Another spell of sheltering in place; a comfortable retirement that has gone on long enough to seem like a way of life; a lengthy education in the humanities and a long career of reading good books and talking about them with young people, which the state paid me to do (such a deal!); the thoughtful winter walking season, with its wider landscape revealed by leafless trees and undergrowth; the winter stars, Orion and his companions, so much brighter than the stars of summer; the approaching end of my eighth decade.
All of these gifts and accidents and immutable natural facts encourage reflection.
I've been reflecting on the big questions since a summer day in my seventh year when, sitting on my grandparents' screened porch and looking out at the wide world, I asked myself, just what is going on here? After a year of first grade, I had learned that, though I was the center of the world, everyone else in my life was the center of the world just like I was, and so why was I myself, this red-haired freckle-faced skinny kid named Michael, and not my cousin Grant, or my friends Keith or Marcy?
If my life was a movie, as I sometimes thought, then everybody else was in their own movie, and so just what in the world is going on? Then my grandmother called me to lunch, and my mother called me home to mow the lawn, and my question went unanswered.

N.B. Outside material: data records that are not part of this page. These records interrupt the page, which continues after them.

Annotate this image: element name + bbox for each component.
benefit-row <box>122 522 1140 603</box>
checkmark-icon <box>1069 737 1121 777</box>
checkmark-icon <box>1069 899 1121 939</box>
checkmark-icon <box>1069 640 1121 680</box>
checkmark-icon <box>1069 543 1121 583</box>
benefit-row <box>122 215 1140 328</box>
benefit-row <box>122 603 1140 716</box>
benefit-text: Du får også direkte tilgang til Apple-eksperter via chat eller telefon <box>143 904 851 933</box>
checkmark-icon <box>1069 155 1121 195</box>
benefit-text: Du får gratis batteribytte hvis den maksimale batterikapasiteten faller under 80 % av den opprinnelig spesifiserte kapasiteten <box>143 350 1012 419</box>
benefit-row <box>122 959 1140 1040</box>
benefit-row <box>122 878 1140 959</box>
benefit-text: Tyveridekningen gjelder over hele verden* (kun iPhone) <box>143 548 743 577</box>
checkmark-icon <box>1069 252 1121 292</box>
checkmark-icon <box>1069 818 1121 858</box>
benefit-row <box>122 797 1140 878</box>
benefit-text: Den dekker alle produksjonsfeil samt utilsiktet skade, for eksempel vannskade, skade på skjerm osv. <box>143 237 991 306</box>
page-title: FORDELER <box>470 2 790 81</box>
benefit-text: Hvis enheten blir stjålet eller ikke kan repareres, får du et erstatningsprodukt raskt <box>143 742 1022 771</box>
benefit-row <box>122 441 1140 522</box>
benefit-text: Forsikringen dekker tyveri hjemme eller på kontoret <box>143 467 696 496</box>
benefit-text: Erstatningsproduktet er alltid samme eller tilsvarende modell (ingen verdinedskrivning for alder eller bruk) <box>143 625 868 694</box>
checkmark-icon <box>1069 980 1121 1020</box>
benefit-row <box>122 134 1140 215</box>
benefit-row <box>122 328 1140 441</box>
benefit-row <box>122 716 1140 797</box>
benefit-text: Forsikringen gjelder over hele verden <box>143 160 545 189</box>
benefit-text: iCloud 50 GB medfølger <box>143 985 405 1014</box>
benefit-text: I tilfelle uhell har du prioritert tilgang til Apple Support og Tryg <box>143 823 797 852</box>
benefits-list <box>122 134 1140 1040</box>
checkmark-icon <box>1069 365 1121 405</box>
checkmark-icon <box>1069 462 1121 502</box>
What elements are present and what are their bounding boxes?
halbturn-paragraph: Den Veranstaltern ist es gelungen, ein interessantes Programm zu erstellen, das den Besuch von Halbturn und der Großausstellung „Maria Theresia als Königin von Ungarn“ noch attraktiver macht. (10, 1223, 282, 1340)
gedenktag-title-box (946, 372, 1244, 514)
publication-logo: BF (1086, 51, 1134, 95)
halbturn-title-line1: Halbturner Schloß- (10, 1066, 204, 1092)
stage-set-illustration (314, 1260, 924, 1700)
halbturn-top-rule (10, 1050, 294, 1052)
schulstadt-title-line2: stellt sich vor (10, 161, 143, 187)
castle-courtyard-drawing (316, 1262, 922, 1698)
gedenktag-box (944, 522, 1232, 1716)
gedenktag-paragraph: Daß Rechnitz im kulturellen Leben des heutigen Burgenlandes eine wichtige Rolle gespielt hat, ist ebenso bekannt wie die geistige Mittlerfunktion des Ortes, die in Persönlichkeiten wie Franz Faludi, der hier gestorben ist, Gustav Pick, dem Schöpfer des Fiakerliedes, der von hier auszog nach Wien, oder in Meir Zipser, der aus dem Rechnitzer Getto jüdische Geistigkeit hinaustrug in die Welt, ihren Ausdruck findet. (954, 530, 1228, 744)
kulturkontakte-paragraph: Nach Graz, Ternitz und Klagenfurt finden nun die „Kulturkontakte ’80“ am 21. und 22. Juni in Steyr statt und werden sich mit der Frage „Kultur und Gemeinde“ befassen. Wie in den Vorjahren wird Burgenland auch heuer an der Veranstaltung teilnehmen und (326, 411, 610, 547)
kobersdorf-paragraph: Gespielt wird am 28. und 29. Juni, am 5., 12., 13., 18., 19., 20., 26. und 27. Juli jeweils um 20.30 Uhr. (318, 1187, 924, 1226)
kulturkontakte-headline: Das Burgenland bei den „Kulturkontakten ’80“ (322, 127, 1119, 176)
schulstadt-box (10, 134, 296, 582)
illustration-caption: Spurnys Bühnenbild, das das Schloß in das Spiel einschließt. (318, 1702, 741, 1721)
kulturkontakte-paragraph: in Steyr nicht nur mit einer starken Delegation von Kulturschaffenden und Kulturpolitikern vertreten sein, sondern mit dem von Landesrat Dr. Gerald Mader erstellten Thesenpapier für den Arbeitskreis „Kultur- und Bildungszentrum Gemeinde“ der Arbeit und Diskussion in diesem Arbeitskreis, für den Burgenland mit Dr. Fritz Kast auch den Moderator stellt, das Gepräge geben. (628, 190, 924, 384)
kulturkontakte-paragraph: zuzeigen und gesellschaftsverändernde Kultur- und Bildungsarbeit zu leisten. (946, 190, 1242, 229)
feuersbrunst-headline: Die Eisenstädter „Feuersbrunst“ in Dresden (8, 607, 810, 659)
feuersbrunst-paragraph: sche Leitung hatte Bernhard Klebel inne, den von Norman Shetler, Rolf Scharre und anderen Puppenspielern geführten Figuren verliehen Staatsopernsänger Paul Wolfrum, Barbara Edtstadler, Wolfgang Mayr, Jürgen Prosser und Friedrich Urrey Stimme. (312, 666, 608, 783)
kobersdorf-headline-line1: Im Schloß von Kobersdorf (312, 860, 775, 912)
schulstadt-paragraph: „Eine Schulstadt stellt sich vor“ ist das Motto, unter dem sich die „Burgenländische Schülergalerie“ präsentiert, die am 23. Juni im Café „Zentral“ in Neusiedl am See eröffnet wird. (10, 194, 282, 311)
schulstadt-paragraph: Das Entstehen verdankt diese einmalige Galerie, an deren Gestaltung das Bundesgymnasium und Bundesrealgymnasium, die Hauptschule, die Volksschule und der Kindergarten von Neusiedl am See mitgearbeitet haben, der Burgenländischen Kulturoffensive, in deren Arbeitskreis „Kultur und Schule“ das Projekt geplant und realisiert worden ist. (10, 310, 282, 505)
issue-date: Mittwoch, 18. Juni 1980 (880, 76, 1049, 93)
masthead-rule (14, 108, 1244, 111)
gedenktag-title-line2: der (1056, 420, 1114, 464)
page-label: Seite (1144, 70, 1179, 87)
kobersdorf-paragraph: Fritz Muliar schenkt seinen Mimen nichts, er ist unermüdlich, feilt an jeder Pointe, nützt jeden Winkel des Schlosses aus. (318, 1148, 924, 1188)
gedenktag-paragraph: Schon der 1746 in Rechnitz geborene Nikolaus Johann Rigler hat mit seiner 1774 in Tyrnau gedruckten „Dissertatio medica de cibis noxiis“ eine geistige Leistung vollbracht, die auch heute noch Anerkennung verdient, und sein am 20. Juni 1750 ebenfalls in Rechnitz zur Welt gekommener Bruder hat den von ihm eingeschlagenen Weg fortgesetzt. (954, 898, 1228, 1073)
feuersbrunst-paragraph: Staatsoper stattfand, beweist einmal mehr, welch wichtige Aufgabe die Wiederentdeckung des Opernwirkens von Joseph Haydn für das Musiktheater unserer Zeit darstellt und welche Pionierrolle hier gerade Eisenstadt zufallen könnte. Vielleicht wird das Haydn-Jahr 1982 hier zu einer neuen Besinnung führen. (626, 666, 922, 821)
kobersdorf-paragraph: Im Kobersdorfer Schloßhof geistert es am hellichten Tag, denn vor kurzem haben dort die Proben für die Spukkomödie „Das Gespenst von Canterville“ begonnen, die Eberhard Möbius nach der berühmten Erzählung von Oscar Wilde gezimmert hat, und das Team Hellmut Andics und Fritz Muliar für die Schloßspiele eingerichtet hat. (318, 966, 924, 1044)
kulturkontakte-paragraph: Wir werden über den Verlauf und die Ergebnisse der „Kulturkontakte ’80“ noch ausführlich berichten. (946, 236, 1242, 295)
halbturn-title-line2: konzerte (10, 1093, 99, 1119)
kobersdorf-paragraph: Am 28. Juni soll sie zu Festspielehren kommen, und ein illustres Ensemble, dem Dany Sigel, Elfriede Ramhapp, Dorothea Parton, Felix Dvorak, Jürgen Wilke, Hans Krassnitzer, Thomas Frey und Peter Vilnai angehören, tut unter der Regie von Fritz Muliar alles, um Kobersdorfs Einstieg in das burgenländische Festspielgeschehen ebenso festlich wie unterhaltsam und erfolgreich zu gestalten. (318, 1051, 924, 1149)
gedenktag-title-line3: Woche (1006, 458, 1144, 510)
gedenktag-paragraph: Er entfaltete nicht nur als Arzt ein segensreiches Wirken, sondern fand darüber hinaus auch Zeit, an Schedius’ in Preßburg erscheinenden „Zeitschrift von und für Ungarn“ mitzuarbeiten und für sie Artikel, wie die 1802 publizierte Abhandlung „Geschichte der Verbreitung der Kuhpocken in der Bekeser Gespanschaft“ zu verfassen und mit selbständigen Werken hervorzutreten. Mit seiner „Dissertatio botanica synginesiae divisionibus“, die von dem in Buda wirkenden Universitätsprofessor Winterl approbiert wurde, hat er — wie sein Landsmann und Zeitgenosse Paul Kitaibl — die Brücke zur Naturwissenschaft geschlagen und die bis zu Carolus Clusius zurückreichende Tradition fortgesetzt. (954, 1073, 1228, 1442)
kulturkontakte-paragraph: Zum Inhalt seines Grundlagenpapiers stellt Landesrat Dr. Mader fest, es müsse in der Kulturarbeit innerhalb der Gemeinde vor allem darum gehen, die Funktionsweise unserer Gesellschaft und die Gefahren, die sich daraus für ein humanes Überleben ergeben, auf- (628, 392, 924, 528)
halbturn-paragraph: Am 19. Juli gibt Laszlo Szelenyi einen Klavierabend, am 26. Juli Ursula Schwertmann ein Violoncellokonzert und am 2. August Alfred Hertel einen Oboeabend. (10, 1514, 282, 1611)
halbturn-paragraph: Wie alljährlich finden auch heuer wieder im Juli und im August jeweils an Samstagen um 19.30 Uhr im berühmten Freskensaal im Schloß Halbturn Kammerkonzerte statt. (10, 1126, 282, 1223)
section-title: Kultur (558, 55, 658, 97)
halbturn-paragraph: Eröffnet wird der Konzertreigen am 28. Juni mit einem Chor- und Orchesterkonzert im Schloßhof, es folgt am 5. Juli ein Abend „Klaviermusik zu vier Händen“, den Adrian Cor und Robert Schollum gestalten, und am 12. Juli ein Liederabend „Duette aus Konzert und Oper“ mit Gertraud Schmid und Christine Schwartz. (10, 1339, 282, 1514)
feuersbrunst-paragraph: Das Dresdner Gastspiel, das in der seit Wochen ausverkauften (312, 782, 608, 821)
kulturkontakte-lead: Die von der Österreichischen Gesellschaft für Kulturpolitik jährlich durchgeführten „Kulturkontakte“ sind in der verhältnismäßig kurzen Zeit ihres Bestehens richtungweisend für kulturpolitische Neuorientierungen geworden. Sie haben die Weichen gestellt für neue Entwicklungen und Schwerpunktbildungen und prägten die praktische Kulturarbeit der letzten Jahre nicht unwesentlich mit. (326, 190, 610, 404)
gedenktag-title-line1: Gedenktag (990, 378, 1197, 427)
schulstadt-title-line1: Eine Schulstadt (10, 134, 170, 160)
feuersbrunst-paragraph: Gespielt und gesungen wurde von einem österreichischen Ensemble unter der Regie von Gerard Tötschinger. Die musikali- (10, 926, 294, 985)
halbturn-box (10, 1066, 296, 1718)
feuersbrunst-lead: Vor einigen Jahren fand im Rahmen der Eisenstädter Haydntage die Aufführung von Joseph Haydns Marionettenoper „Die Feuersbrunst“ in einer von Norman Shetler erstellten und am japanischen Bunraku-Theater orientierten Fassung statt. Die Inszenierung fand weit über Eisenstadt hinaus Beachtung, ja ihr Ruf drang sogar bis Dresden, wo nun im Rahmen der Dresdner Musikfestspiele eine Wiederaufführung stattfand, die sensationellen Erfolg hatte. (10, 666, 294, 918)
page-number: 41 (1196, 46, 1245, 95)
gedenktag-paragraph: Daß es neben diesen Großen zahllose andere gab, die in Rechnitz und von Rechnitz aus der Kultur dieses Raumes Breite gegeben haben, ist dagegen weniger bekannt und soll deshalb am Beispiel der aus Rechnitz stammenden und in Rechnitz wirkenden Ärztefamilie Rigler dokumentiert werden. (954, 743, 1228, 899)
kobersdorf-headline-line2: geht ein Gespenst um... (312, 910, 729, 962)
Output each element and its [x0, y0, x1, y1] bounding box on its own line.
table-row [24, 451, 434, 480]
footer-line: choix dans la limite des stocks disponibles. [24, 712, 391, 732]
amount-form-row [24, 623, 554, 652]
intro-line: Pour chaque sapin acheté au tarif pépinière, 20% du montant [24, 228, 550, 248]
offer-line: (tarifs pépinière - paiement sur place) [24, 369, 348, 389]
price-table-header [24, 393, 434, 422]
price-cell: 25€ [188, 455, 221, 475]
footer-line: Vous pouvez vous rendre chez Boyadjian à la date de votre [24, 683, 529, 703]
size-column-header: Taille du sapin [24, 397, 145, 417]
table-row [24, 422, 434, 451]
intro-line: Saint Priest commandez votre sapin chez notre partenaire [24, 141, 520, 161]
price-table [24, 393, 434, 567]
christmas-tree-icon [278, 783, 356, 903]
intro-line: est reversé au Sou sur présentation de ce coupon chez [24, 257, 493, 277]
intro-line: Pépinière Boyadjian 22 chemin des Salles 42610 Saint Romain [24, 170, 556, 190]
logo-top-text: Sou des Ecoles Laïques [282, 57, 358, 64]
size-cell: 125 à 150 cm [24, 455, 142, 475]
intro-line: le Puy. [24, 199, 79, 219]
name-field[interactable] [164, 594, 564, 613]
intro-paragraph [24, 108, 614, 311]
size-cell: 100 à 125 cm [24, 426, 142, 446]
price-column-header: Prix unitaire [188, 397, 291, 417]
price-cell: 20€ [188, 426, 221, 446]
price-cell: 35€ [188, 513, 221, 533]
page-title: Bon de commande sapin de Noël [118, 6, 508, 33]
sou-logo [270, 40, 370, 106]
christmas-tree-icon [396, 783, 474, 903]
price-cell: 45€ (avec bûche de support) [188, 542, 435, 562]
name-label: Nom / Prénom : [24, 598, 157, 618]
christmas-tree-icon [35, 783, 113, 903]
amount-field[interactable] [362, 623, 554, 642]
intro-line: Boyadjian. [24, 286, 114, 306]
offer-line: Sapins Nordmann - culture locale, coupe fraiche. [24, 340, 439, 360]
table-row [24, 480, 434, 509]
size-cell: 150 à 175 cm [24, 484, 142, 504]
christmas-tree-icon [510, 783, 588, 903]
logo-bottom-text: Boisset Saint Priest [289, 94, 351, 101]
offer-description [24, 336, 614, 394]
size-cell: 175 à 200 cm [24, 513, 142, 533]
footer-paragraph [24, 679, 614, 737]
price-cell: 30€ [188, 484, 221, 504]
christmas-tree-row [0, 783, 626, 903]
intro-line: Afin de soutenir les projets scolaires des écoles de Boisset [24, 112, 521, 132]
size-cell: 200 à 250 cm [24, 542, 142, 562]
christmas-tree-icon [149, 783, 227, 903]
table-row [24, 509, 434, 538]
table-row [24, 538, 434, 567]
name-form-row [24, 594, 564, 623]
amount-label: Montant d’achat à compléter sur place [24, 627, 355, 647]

For many decades, the Next Thing, school and marriage and career and family, called with an urgency that left little time for reflection. Now I have all the time in the world, and the Next Thing has lost its urgency: writing in the morning or not, a nap after lunch or not, a walk in the afternoon or the evening (my cardiologist has decreed that there be no "not" about the daily walk).
I have time to make some sense of my long life, to wonder what my life might have been had I taken the other of the many diverging roads that I've encountered. To wonder, with my 6-year-old self, just what in the world is going on here.
So today I take an evening walk, not one of the strenuous, cardiologist-prescribed aerobic walks but the every-other-day thoughtful mosey I allow myself. Leaving my house, I cross the street to the park by the lake — my lake, I think of it, having a full view from my living room, a lake view without the lakeshore taxes, though I share my portion of the shore with picnickers and volleyball players and children in the playground.
There are a half-dozen parka-clad laughing and shouting children playing in the playground, their parents on sideline benches giving encouragement or admonition, or on their phones or lost in thought. I remember watching my own children play in the Van Cleve Park playground in Minneapolis, looking forward through a long slow afternoon to an endless future moving ever so slowly toward the present. And I think of my children now, in their successful careers and life-partnerships in Minnetonka and Auckland, nearly twice as old as I was when I watched them play, and I wonder where the time has gone.